If you want to know what all that indoor time is doing to your family's health, you're not alone. Every industry survey of homeowners shows a solid majority worried about indoor air quality. A YouTube video called "The Indoor Generation" garnered 8.4 million views between May 2018 and December 2019 and, among other things, asserts that kids' rooms are among the most polluted spaces in the average home. Air purification has become one of the world's fastest-growing industries, with billions of dollars in annual sales.
Although those sales include lots of portable air cleaners (the kind you can order online), they're far less effective than a good, whole-house filtration system. That means a new home is a real opportunity to create a genuinely healthy indoor environment.
The filtration technology available for today's homes goes way beyond the old paper furnace filter. A lot of homeowners ask their builder about HEPA (high-efficiency particulate) filtration, because they've heard that HEPA filters do a great job cleaning the air. They do, but they're rare in home systems because their thickness and density reduce airflow.
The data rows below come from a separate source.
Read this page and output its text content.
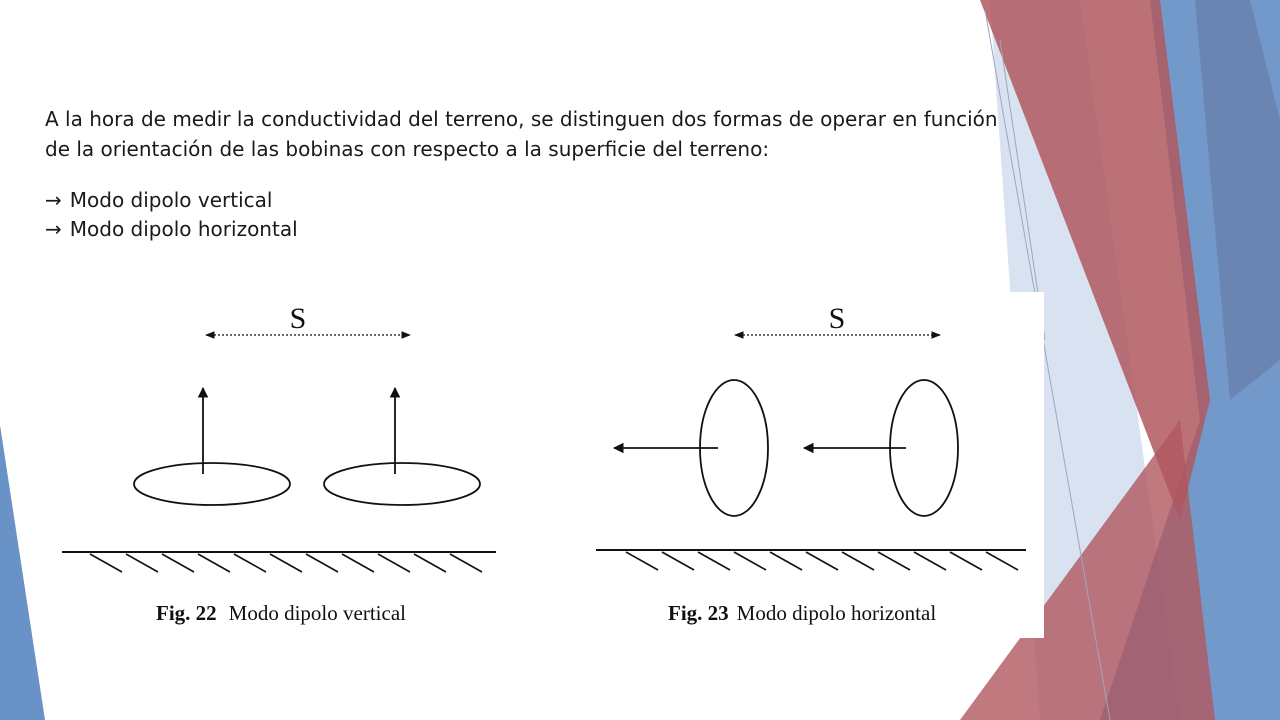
A la hora de medir la conductividad del terreno, se distinguen dos formas de operar en función de la orientación de las bobinas con respecto a la superficie del terreno:

→ Modo dipolo vertical
→ Modo dipolo horizontal
S
Fig. 22 Modo dipolo vertical
S
Fig. 23 Modo dipolo horizontal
Fortunately, other high-efficiency filters work just as well, with MERV (minimum efficiency reporting value) ratings of 7–13. While that's less than the MERV 13–16 filters used in hospital and general surgery settings, it's still impressive: the U.S. Environmental Protection Agency says that these filters are “likely to be nearly as effective as true HEPA filters.” And they don't restrict system airflow.
Good airflow is crucial when it comes to health, but getting it right requires an optimal system size. In a high-performance new home, oversized mechanical equipment will heat or cool the space too quickly to deliver the needed fresh air. To avoid that, a knowledgeable mechanical contractor will size the equipment precisely to match the home's heating and cooling loads and will place duct grilles where they can best distribute the air.
If it's hot and humid outside, a too-big system will also do a poor job regulating humidity, which has implications for comfort and health.
Most people understand the health part. Lowering relative humidity (RH) in summer makes it easier for the body to lose heat, which means you don't need as much cooling. The same principle holds in winter. If the house is cold and the air is dry, raising RH by 15% can let you reduce the thermostat by 3 degrees without noticing.
Relative humidity also plays a big role in health. Too high, and it will encourage mold growth; too low, and it can cause ailments that include asthma, bronchitis, sinusitis, nosebleeds and dehydration. In any climate, an RH around 45% will provide optimum health and comfort. But of course, the equipment has to be engineered to consistently ensure this outcome.
Professional homebuilders understand these issues and know that safeguarding their customers' health requires a great mechanical contractor. That's why the best builders look for the best contractor they can find, and make that company an integral part of the design and construction team.
Q: How much energy will a high-efficiency HVAC system save?
A: A high-efficiency heating and cooling system will only realize its potential in a home that's detailed to require less heating and cooling than the typical home. These details include sealing all duct seams, eliminating gaps around insulation batts, and plugging air leaks, especially in attics and basements. The small investment required for these measures will not only lower energy bills but also make the home more comfortable and healthy.